I whistled louder and now walked much more slowly. Before me was a little park in which I saw a red telephone booth and stopped. With disgust, I thought of the charlatans who were the cause of my forlorn wanderings, and whom I should call up in order to report the miserable fruits they had brought me. Eberhard S. was probably the most pitiful of all those I had dealt with. A tall fat man with the pale face of a child and a monocle on a little black tether. Eberhard S. now and then gave somewhat public lectures, Otto once having persuaded me to go along with him to hear this man whom he did not know personally but who fascinated him. Eberhard S. spoke on the theme of “The Sorrows and Pleasures of Loneliness,” and I got myself involved in the discussion that followed. The lecturer spoke to me afterward, praising my comments, asking for my telephone number, calling two days later, visiting us, and inviting me to call on him. He presented himself as a doctor twice over, the fool presuming to be a medical doctor and a sociologist. He was perhaps a medical doctor, though a terrible one who performed his quackery with questionable cures and surrounded himself with a great hubbub, though he was certainly no sociologist. My first impression of the windbag was indeed bad, nor was Johanna impressed with him, but with a great deal of flattery and promises he lured me into his plan for a psychological-sociological journal, such that I accepted his offer despite all that my previous misadventures should have told me. I was supposed to be the general editor, at first with no salary but with all my expenses covered, but as soon as the journal was launched, which could only be a question of months, I would then be well paid.

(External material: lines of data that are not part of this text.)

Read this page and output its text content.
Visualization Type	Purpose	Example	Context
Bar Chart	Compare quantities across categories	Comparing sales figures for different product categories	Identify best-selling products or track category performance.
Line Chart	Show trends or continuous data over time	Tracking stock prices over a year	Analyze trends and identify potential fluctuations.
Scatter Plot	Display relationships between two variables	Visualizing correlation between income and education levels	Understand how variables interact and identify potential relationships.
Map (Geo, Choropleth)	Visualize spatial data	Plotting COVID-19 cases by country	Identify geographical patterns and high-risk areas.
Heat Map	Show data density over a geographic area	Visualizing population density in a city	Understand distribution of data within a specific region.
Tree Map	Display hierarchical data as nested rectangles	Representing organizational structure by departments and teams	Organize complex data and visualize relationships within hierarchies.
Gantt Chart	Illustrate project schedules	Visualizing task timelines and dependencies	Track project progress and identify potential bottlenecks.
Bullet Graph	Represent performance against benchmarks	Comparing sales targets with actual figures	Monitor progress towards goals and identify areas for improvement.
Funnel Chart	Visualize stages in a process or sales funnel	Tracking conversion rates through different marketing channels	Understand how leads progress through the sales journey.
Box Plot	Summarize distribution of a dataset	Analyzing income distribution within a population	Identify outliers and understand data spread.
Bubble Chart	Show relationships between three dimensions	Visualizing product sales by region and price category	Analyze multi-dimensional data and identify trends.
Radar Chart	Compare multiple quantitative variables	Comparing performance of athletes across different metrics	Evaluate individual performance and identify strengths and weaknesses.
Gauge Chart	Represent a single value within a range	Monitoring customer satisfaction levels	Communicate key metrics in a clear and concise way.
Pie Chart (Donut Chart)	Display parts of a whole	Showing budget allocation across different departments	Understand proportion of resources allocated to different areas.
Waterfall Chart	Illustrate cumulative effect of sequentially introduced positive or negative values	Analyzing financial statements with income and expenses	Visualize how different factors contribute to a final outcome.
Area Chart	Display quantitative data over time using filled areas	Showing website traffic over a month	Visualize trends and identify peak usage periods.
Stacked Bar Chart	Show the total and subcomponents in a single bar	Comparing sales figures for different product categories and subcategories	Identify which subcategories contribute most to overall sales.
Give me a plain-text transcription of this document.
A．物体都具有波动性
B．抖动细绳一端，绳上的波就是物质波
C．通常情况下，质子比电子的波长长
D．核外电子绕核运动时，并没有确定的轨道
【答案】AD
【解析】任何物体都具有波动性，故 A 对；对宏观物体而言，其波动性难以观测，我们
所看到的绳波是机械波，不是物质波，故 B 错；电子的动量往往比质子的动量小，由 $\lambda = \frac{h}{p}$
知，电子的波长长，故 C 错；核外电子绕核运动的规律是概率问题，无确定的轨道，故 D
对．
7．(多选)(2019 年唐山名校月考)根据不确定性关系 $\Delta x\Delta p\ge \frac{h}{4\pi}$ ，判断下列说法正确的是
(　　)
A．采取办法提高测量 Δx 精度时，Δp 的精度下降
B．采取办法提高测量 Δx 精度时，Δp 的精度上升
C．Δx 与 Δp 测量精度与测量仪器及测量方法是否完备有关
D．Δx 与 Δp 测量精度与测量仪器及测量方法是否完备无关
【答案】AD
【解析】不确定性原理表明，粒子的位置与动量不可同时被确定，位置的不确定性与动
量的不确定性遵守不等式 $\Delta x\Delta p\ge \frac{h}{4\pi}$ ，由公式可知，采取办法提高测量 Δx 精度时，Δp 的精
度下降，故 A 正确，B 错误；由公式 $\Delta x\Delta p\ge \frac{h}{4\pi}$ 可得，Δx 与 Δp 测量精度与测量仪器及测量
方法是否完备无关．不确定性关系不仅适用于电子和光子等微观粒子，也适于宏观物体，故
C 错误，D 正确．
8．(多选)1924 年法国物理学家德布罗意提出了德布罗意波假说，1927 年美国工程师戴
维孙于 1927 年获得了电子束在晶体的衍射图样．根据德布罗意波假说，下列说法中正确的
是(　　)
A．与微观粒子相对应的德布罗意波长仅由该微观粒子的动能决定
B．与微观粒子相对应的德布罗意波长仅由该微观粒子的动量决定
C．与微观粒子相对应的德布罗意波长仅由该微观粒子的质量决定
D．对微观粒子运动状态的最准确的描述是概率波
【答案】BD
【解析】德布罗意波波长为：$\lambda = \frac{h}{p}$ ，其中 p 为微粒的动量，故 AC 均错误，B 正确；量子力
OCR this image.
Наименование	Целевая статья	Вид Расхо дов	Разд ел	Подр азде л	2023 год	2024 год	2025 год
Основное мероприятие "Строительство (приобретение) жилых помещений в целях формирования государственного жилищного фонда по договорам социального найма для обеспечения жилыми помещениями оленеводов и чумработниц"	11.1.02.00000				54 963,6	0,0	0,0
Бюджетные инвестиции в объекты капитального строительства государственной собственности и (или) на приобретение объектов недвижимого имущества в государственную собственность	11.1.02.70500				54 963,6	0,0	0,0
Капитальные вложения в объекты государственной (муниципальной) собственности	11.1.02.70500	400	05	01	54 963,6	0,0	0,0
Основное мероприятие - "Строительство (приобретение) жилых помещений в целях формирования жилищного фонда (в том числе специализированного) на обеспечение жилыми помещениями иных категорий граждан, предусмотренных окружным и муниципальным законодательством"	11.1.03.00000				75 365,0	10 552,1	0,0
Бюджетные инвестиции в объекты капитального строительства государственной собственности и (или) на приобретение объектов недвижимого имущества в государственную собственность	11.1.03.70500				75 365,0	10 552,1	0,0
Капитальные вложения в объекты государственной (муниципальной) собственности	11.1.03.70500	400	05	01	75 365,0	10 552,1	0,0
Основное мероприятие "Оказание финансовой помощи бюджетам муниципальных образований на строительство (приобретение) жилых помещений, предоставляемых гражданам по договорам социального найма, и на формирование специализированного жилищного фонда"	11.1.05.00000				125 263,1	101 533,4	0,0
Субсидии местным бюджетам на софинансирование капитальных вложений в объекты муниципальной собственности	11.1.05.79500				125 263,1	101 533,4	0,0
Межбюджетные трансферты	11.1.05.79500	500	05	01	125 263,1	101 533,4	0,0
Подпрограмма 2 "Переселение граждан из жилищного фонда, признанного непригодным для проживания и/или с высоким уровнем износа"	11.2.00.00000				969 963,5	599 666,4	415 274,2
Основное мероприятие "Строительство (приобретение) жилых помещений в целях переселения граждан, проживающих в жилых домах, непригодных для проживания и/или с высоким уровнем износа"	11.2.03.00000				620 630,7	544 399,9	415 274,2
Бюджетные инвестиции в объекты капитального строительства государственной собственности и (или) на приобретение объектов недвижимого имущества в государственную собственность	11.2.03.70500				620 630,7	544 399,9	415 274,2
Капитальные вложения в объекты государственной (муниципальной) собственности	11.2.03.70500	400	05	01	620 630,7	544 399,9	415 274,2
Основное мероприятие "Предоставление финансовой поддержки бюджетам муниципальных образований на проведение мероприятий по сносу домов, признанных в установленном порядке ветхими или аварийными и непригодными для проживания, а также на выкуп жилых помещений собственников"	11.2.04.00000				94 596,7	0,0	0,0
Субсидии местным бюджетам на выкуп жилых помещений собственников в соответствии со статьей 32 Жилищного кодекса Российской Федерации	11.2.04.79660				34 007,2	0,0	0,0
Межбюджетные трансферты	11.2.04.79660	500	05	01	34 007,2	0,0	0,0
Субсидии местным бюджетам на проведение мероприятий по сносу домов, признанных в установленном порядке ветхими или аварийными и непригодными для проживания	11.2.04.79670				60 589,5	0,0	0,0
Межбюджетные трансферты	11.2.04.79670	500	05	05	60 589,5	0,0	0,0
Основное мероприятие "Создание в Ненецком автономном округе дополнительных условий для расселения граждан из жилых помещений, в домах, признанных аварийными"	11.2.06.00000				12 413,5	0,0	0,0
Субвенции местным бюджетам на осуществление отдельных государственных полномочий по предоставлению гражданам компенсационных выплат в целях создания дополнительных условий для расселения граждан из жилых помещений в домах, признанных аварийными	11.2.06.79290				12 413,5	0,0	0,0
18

Eberhard S., who had chosen the name Eusemia as a “good sign” for his venture, was the publisher and editor, and wanted a propagator, author, and, especially, a recruiter to bring on talented colleagues. He sent me to printers, to news agents, bookstores, advertising agencies, and to many personalities in order to do something for Eusemia , during which I met with nothing but hassle and only rarely got anything worthwhile accomplished. Despite all this, by hook and by crook some issues of the ill-fated journal actually appeared in fitful starts. I could be pleased that only his name was at all involved, while my contributions remained unsigned or carried a pseudonym.